О причинах психической болезни Батюшкова судили розно: одни ее приписывали его неудовлетворенному честолюбию, другие — эпикурейству, расстроившему его организм. И. И. Дмитриев полагал, что воспитанный в доме М. Н. Муравьева и связанный дружбой с его сыновьями, Константин Николаевич будто бы еще до отъезда в Неаполь знал о заговоре, в котором они были участниками. „Батюшков, с одной стороны, не хотел изменить своему долгу, с другой — боялся обнаружить сыновей своего благодетеля. Эта борьба мучила его совесть, гнела его чистую поэтическую душу. С намерением убежать от этой тайны и от самого места, где готовилось преступное предприятие, убежать от самого себя, с этим намерением отпросился он и в Италию, к тамошней миссии, и везде носил с собою грызущего его червя“. Наконец, рассудок его не выдержал, и тогда наступило помрачение[582]. Догадка Дмитриева опровергается хронологическими соображениями; догадки других лиц также не выдерживают критики; так, в действительности, Батюшков вовсе не был таким пылким любителем чувственных наслаждений, каким представляли его себе иные на основании произведений его молодости. С своей стороны мы думаем, что в вопросе о помешательстве Батюшкова первый голос должен быть предоставлен врачам. Доктор Антон Дитрих, находившийся некоторое время при больном по возвращении его в Россию, видел причины его недуга частью в том, что Константин Николаевич унаследовал от своих родителей и предков некоторые болезни, предрасполагающия к умопомешательству, а частью — в его собственном душевном складе, в котором воображение брало решительный перевес над рассудком. Удачно сравнивая Батюшкова с Тассом, Дитрих применял к первому слова, сказанные о последнем Фридрихом Шлегелем, а именно, что он принадлежал „к числу поэтов, способных изображать только самого себя и свои прекрасные чувства, а не к числу таких, которые в состоянии светлым духом своим обнять целый мир и в этом мире, так-сказать, затерять, забыть самих себя“[583]. Страстность натуры Батюшкова была хорошим материалом для развития в нем психической болезни, а обстоятельства и случайности жизни, отчасти в самом деле бедственные, отчасти представлявшиеся ему таковыми, содействовали развитию недуга. Болезнь однако имела некоторый скрытый период, и таково именно было состояние Батюшкова в 1821 году и еще несколько времени далее: болезнь еще не приняла резких форм, но сказывалась постоянною ипохондрией, удалением от людей, чрезвычайною раздражительностью и иногда сильными порывами страстей.

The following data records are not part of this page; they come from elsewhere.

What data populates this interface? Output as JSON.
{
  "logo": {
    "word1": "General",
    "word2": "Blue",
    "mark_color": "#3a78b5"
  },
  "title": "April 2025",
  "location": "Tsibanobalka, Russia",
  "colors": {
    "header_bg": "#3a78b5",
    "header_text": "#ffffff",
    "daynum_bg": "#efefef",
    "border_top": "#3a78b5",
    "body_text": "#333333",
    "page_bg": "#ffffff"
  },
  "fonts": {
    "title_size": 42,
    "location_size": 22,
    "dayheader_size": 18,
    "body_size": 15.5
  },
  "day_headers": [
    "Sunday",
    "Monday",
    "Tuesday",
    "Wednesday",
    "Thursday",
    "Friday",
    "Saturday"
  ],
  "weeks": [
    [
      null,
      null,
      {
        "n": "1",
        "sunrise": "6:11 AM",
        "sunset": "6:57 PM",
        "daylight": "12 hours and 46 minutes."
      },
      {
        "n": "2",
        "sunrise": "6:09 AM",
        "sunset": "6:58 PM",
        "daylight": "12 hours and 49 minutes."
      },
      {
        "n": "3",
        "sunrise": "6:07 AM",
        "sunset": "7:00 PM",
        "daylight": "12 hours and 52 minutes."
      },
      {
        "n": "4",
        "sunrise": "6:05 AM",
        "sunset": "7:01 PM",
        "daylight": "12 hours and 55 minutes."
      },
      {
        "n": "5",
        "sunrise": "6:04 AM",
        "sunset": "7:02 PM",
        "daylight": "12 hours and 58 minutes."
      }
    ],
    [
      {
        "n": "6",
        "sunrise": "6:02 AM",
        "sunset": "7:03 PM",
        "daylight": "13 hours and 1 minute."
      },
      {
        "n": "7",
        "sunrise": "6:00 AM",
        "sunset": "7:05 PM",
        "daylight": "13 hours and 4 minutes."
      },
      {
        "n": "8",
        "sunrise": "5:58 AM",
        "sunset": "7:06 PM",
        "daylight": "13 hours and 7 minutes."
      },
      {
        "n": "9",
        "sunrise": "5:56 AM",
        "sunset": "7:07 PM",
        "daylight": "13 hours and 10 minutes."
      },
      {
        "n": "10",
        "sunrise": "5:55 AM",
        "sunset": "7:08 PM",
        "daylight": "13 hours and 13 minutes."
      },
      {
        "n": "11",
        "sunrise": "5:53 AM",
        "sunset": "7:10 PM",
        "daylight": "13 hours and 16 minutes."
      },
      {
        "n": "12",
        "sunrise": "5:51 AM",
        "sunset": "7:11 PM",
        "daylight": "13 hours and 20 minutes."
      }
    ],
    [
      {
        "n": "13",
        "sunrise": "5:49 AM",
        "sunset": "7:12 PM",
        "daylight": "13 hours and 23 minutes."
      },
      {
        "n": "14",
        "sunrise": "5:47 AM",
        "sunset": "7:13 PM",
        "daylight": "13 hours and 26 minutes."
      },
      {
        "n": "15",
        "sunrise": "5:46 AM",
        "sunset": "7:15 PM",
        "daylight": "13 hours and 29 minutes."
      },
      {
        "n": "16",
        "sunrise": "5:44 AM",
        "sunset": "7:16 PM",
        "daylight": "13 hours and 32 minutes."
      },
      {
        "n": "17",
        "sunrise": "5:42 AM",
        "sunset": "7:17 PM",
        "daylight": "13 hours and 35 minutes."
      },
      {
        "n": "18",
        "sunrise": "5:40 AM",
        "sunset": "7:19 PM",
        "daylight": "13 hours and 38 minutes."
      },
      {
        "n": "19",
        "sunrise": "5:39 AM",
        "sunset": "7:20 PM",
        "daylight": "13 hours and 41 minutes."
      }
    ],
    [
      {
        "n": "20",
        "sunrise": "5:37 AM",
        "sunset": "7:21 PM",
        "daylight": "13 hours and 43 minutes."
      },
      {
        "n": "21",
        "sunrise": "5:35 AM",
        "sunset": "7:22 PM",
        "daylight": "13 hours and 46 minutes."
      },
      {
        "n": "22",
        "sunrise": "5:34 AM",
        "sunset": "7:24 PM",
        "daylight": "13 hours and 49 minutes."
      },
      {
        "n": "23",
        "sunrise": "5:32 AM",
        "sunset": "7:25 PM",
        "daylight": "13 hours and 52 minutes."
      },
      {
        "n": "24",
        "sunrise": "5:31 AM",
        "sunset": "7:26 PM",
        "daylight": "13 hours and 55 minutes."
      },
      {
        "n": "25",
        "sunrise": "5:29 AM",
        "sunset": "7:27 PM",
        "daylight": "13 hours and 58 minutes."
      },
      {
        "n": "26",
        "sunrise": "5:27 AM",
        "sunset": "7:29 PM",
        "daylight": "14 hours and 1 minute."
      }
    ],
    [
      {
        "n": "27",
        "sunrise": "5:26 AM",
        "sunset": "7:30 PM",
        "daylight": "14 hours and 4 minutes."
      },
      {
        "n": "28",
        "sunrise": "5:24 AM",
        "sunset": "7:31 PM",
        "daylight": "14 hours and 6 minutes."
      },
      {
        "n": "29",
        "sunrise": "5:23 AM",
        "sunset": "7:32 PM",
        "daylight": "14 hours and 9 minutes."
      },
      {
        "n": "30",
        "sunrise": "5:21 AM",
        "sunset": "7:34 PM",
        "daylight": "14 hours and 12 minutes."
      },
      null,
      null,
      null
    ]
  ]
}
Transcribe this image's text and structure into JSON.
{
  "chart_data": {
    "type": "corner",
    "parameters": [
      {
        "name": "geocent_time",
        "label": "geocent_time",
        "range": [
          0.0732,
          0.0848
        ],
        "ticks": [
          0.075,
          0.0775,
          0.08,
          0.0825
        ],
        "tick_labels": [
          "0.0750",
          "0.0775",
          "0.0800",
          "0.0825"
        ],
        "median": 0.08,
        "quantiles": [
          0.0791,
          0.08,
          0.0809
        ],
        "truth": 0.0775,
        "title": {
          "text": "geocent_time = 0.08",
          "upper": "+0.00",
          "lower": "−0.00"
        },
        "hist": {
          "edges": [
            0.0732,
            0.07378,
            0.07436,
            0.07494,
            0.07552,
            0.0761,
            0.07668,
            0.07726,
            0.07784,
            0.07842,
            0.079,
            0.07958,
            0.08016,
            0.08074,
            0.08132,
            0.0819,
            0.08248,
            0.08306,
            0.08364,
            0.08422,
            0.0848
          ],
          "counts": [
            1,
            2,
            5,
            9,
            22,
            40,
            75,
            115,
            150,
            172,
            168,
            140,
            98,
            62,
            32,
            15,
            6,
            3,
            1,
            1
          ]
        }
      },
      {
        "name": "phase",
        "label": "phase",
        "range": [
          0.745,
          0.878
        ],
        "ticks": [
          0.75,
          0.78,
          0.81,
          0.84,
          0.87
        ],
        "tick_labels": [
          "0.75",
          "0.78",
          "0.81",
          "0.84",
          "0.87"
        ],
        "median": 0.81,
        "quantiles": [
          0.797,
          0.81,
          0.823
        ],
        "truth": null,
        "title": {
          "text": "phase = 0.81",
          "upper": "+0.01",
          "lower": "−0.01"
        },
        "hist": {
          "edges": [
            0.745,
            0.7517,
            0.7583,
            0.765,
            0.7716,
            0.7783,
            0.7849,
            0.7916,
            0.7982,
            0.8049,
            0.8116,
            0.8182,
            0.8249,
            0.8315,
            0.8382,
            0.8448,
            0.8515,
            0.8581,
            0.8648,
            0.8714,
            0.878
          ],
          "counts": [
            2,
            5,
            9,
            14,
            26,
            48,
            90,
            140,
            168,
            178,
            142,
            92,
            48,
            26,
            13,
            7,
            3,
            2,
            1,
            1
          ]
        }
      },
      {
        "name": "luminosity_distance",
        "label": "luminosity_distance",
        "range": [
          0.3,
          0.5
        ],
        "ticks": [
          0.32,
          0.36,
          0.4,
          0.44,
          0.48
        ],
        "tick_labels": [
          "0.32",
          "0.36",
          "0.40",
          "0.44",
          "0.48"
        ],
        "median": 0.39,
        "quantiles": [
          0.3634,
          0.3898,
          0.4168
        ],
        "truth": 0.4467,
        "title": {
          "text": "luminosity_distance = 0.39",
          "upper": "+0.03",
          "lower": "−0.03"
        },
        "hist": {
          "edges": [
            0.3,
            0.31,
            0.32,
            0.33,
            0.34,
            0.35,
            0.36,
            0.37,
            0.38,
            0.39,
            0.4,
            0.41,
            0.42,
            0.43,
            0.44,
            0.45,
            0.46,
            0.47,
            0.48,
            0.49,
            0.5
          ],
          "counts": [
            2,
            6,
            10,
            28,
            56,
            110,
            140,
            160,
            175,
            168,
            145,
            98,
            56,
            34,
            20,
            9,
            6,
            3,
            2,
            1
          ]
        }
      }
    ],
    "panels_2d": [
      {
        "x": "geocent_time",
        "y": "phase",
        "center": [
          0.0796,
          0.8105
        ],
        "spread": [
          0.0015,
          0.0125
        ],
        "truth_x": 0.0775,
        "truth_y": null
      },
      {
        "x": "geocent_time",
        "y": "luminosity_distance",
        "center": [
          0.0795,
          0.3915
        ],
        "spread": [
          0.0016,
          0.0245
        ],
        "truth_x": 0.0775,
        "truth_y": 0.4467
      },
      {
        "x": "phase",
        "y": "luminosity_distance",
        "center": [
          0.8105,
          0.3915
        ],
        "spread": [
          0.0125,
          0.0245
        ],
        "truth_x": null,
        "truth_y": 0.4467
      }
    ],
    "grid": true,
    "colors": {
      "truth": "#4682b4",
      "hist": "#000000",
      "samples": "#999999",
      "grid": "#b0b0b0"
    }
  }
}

Из Теплица Константин Николаевич собирался ехать в Швейцарию, а зиму намеревался провести в Париже или в южной Франции. Прощаясь с Д. Н. Блудовым, он поручил ему кланяться петербургским друзьям и родным, но сказал, что писать не будет, потому что Дмитрий Николаевич — живая грамота[584]. В это же время находился за границей и Жуковский и на осень также собирался на Альпы; но Батюшков не поехал в Швейцарию; друзья свиделись только в ноябре месяце в Дрездене, куда Константин Николаевич отправился прямо из Теплица, и куда заехал Жуковский на пути в отечество. Свидание друзей было непродолжительно, так как Василий Андреевич не мог остаться в столице Саксонии более четырех дней. Вот что записал он в своем дорожном дневнике, под 4-м ноября 1821 года, об этой печальной встрече: „С Батюшковым в Плауне. Хочу заниматься. Раздрание писанного. Надобно, чтобы что-нибудь со мною случилось. Тасс; Брут; Вечный Жид; описание Неаполя“[585]. Из этих отрывочных намеков можно однако заключить, что Батюшков раскрыл перед другом мрачное состояние своей души и, вероятно, высказал ему то же свое решение, о котором не задолго писал Гнедичу, то есть, что намерен совершенно оставить литературное поприще. Последния слова краткой заметки Жуковского, вероятно, содержат в себе перечень произведений Батюшкова, уничтоженных им в порыве отчаяния; как мы уже знаем, в бытность свою в Неаполе он действительно составлял записки об его окрестностях. Можно себе представить, какое тяжелое впечатление должны были произвести на Жуковского признания друга; но его увещания, прежде столь живительные для Батюшкова, оказывались теперь бессильными пред недугом, который овладел Константином Николаевичем. Точно также мало подействовало на него дружеское письмо Гнедича, посланное в Дрезден и содержавшее в себе объяснение и оправдание поступка Плетнева[586]: мысль о преследовании со стороны каких-то тайных врагов уже вполне господствовала над поврежденным умом несчастного поэта.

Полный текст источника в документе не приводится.